H3が「飛行再開」を掲げる理由 直近の経緯と6号機の位置付け

H3ロケットは2023年3月の2号機打ち上げ時、第2段エンジンが点火せず失敗。搭載していた地球観測衛星「だいち3号」を喪失するという痛手を負った。その後、原因究明と対策を経て2024年2月に3号機で飛行再開に成功し、以降4号機・5号機と連続して成功を収めてきた。今回の6号機は、この連続成功を踏まえた上で、新たな「30形態」という技術的挑戦に踏み込む段階に来ていることを示している。

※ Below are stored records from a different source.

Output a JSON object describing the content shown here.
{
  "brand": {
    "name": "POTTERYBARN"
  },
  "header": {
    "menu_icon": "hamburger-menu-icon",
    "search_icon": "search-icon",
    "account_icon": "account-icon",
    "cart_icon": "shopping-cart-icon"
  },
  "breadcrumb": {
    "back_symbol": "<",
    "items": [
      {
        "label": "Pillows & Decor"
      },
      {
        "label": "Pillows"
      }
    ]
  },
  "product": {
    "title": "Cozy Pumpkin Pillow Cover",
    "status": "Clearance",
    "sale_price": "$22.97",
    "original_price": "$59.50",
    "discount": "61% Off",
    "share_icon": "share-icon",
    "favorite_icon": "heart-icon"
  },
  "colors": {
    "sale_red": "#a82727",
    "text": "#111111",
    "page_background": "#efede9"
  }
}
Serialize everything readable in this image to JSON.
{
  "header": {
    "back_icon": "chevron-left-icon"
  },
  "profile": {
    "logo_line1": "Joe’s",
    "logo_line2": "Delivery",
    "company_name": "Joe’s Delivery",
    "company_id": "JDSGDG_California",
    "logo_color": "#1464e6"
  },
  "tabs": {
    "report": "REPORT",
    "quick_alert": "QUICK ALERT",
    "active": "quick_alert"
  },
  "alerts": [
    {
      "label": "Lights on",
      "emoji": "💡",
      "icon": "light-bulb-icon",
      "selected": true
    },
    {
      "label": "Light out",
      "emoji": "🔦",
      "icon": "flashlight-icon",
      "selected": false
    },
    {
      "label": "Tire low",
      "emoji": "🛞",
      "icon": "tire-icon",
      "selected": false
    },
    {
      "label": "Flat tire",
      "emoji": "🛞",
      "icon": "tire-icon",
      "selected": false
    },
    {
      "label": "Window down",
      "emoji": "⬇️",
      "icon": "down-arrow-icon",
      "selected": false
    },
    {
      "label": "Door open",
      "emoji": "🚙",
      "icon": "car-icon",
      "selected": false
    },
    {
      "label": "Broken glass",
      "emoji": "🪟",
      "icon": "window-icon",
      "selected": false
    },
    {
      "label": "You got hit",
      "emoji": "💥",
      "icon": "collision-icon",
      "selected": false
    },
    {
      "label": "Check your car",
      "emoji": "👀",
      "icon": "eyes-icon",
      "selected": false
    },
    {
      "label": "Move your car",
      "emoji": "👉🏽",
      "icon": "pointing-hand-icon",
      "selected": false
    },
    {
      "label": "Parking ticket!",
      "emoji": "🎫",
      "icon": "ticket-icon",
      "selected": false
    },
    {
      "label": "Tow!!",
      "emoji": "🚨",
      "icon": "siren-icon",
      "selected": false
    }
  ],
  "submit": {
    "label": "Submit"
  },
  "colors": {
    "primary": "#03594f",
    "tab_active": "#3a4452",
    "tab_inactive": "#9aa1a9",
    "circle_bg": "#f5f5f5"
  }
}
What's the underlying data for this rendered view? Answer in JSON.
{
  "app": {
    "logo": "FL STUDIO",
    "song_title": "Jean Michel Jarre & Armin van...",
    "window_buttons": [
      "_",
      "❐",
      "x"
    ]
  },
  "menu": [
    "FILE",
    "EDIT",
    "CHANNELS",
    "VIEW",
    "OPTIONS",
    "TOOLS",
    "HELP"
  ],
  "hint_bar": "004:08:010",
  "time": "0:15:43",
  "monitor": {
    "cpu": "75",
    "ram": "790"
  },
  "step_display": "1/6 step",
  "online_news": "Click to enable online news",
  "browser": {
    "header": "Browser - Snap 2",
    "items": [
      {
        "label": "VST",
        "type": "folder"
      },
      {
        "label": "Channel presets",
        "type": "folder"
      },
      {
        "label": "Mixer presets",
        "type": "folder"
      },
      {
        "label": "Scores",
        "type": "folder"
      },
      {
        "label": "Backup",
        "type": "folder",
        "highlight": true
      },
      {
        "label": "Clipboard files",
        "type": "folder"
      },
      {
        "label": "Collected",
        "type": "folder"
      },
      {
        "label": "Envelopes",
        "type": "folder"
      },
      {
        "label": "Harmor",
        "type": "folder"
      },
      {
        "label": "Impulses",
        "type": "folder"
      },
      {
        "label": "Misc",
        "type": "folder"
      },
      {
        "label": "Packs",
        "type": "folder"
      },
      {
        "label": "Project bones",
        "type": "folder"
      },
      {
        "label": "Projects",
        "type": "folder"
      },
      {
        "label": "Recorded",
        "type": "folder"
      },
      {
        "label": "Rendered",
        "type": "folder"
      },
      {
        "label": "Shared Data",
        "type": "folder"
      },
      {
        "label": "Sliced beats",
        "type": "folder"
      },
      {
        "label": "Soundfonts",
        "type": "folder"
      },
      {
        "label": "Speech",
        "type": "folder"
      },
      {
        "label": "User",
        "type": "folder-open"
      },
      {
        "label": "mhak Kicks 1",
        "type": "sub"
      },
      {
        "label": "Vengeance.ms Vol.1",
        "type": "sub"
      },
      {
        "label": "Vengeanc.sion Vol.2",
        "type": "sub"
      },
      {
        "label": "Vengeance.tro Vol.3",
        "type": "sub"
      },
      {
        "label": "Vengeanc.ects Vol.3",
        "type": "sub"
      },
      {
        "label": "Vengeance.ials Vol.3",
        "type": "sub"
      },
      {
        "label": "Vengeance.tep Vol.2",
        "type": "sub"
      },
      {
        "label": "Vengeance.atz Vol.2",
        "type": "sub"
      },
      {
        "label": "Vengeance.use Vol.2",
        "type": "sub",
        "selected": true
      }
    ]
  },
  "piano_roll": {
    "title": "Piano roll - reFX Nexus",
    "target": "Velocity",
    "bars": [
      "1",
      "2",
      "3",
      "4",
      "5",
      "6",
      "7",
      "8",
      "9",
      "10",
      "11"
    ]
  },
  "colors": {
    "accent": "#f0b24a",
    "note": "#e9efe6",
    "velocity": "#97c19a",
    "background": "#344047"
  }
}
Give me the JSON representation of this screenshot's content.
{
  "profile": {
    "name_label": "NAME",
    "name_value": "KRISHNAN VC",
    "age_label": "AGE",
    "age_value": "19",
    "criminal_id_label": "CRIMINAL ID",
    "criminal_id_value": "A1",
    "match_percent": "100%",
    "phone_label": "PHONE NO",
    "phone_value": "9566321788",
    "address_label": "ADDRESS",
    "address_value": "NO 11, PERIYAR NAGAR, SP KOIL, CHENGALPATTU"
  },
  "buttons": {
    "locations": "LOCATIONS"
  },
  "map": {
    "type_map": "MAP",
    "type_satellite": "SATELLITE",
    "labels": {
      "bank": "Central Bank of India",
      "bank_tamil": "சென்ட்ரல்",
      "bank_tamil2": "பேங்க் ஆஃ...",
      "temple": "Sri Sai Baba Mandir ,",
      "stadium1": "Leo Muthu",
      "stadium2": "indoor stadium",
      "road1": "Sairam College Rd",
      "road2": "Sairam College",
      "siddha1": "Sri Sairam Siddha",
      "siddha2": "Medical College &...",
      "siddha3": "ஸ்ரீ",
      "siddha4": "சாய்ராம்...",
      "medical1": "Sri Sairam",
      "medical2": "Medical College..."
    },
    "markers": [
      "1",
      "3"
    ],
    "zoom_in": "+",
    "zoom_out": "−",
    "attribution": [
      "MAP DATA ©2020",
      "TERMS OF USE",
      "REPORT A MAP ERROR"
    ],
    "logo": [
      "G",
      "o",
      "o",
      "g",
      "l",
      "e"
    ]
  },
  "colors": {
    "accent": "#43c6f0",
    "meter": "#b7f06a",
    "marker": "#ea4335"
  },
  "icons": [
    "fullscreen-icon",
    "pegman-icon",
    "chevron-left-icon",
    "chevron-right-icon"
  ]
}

JAXAは6号機を「試験機」と位置付けているが、これはフライト実績のない新形態を初めて飛行させるにあたって慎重なデータ取得を優先する姿勢の表れだ。LE-9エンジン3基を同時に燃焼させた場合の振動・熱・推力特性などを実際の飛行環境で検証することが主目的となる。搭載ペイロードの詳細については発表時点で明らかにされていないが、試験機としての性格上、検証用機器の搭載が中心とみられる。

打ち上げ成否が左右する「H3の量産シナリオ」

30形態の初飛行が成功すれば、H3は現行の22形態に加えて複数の構成を使い分けられる体制に近づく。打ち上げたいペイロードの重量や軌道に応じてブースター本数やエンジン数を変える「モジュール設計」はH3の設計思想の核心であり、6号機の成否はその実現可能性を左右する。一方で、30形態特有のリスクとしてブースターによる補助推力がない状態での第1段飛行安定性が挙げられており、LE-9の3基同時制御がカギを握る。打ち上げウィンドウの詳細や、万が一の延期時のバックアップ日程については、JAXAから追って案内される予定だ。6号機の結果は、H3が国際商業打ち上げ市場へ本格参入するための重要な判断材料ともなる。